De duivel en
zijn grootmoeder
Er was eens een grote oorlog; de koning
had veel soldaten, maar hij gaf hun weinig soldij,
zodat ze er niet van konden leven. Drie spraken
toen af om samen te blijven en er vandoor te gaan.
Toen zei de één tegen de ander: "Als we gesnapt
worden, dan hangt men ons aan de galg; hoe zullen
we het aanpakken?" De tweede sprak: "Kijk daar
eens naar dat grote korenveld, als we ons daarin
verstoppen, vindt geen mens ons: het leger mag er
niet doorheen en morgen trekken ze weer verder."
Zo kropen ze het koren in, maar het leger trok
juist niet verder, maar bleef daar in 't kamp.

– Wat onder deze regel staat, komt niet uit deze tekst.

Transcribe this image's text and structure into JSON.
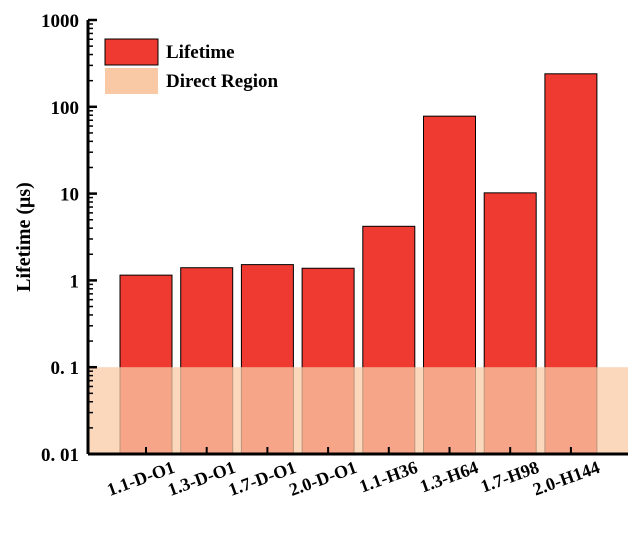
{
  "chart_data": {
    "type": "bar",
    "ylabel": "Lifetime (μs)",
    "yscale": "log",
    "ylim": [
      0.01,
      1000
    ],
    "yticks": [
      {
        "value": 0.01,
        "label": "0. 01"
      },
      {
        "value": 0.1,
        "label": "0. 1"
      },
      {
        "value": 1,
        "label": "1"
      },
      {
        "value": 10,
        "label": "10"
      },
      {
        "value": 100,
        "label": "100"
      },
      {
        "value": 1000,
        "label": "1000"
      }
    ],
    "categories": [
      "1.1-D-O1",
      "1.3-D-O1",
      "1.7-D-O1",
      "2.0-D-O1",
      "1.1-H36",
      "1.3-H64",
      "1.7-H98",
      "2.0-H144"
    ],
    "series": [
      {
        "name": "Lifetime",
        "color": "#ee3a30",
        "values": [
          1.15,
          1.4,
          1.52,
          1.38,
          4.2,
          78,
          10.2,
          240
        ]
      }
    ],
    "region": {
      "name": "Direct Region",
      "from": 0.01,
      "to": 0.1,
      "color": "#f9c9a6"
    },
    "legend": {
      "placement": "top-left",
      "entries": [
        "Lifetime",
        "Direct Region"
      ]
    }
  }
}
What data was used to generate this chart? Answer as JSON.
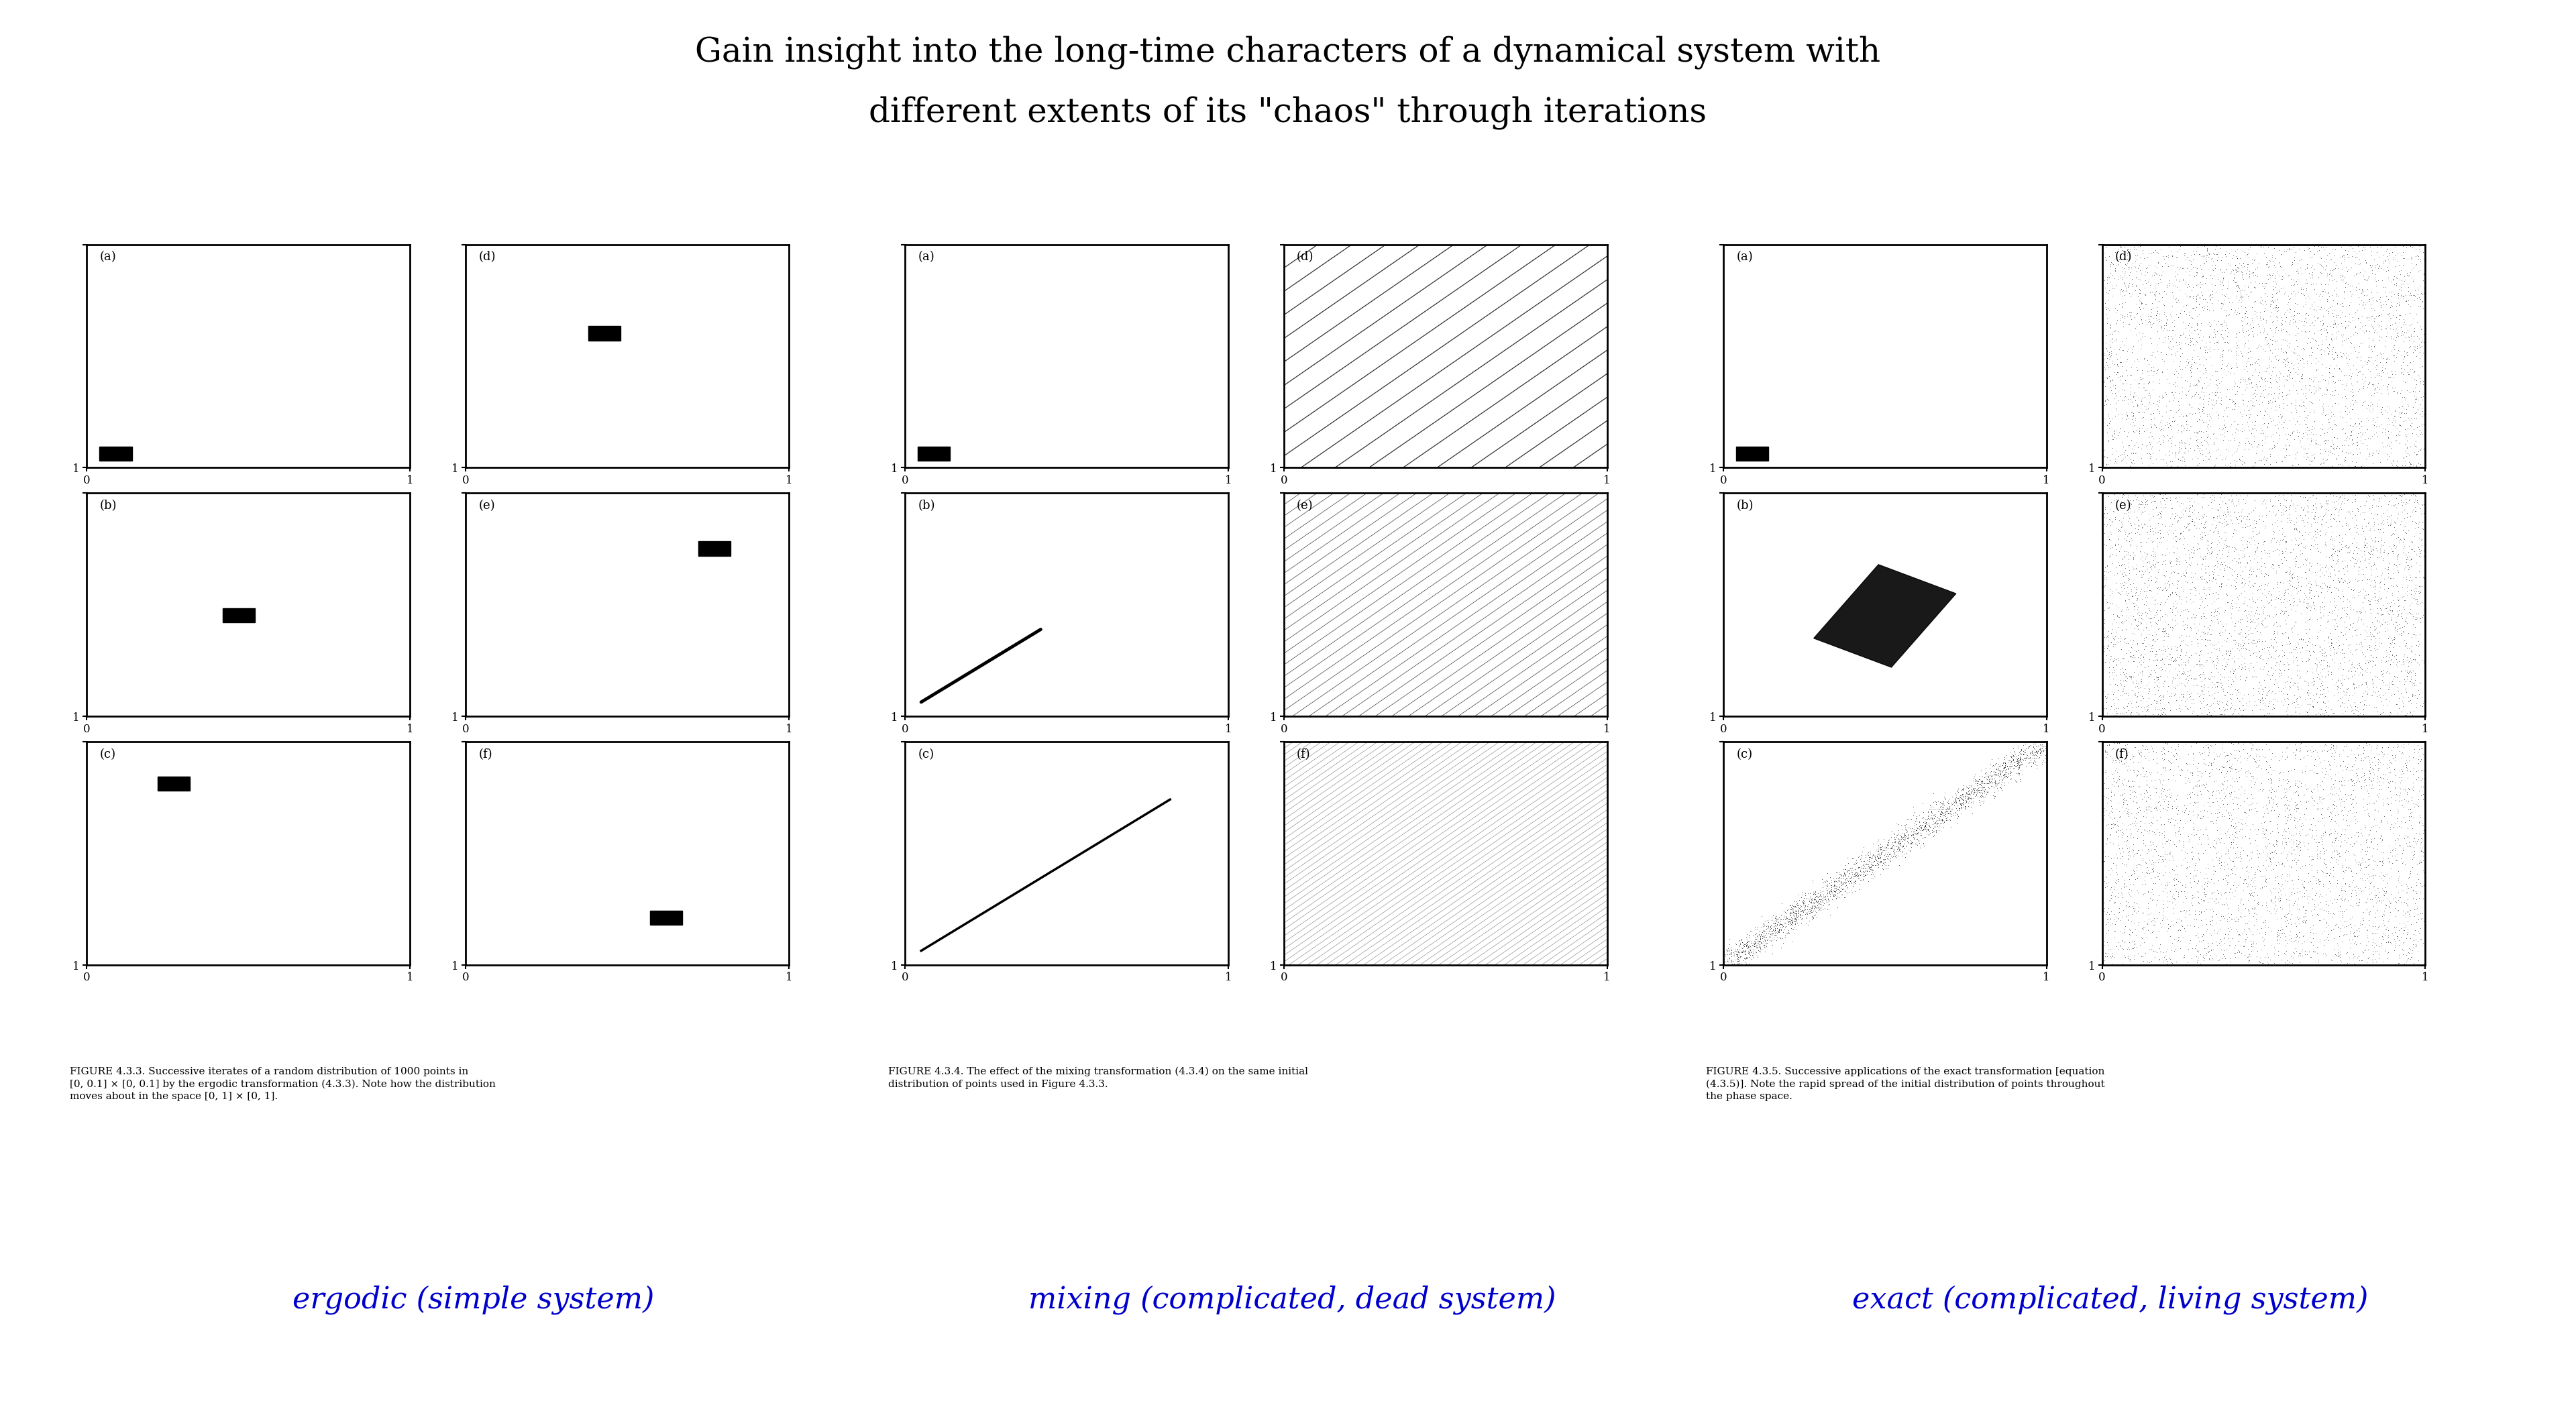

Twee dagen en twee nachten zaten ze zo in het
koren, en ze hadden zo'n verschrikkelijke honger,
dat ze bijna gestorven waren: maar als ze eruit
waren gegaan, was dat zeker hun dood geweest. Toen
zeiden ze: "wat helpt het of we weggaan, we zullen
hier ellendig omkomen." Maar daar kwam een vurige
draak door de lucht aangevlogen, hij dook naar hen
en vroeg hen waarom ze zich zo verstopt hadden. Ze
antwoordden: "Wij zijn drie soldaten, en we zijn
weggelopen omdat de soldij te klein was; nu moeten
we hier van honger sterven als we blijven liggen,
maar gaan we hier vandaan, dan moeten we aan de
galg bengelen." "Als jullie me zeven jaar willen
dienen," zei de draak, "dan zal ik je midden door
het leger heen brengen, zodat niemand iets van
jullie merkt." "Keus hebben we niet, we moeten dit
wel aannemen," antwoordden ze. Toen pakte de draak
hen in zijn klauwen, voerde hen door de lucht over
het leger heen, en zette hen ver daarvandaan weer
op aarde; maar die draak was niemand anders dan de
duivel zelf. Hij gaf hun een klein zweepje, en
sprak: "Als je daarmee slaat dat het knalt, dan
springt er zoveel geld voor je uit, als je maar
nodig hebt; je kunt dan leven als grote heren;
paarden houden en in een rijtuig rijden, maar na
verloop van zeven jaar zijn jullie in mijn macht."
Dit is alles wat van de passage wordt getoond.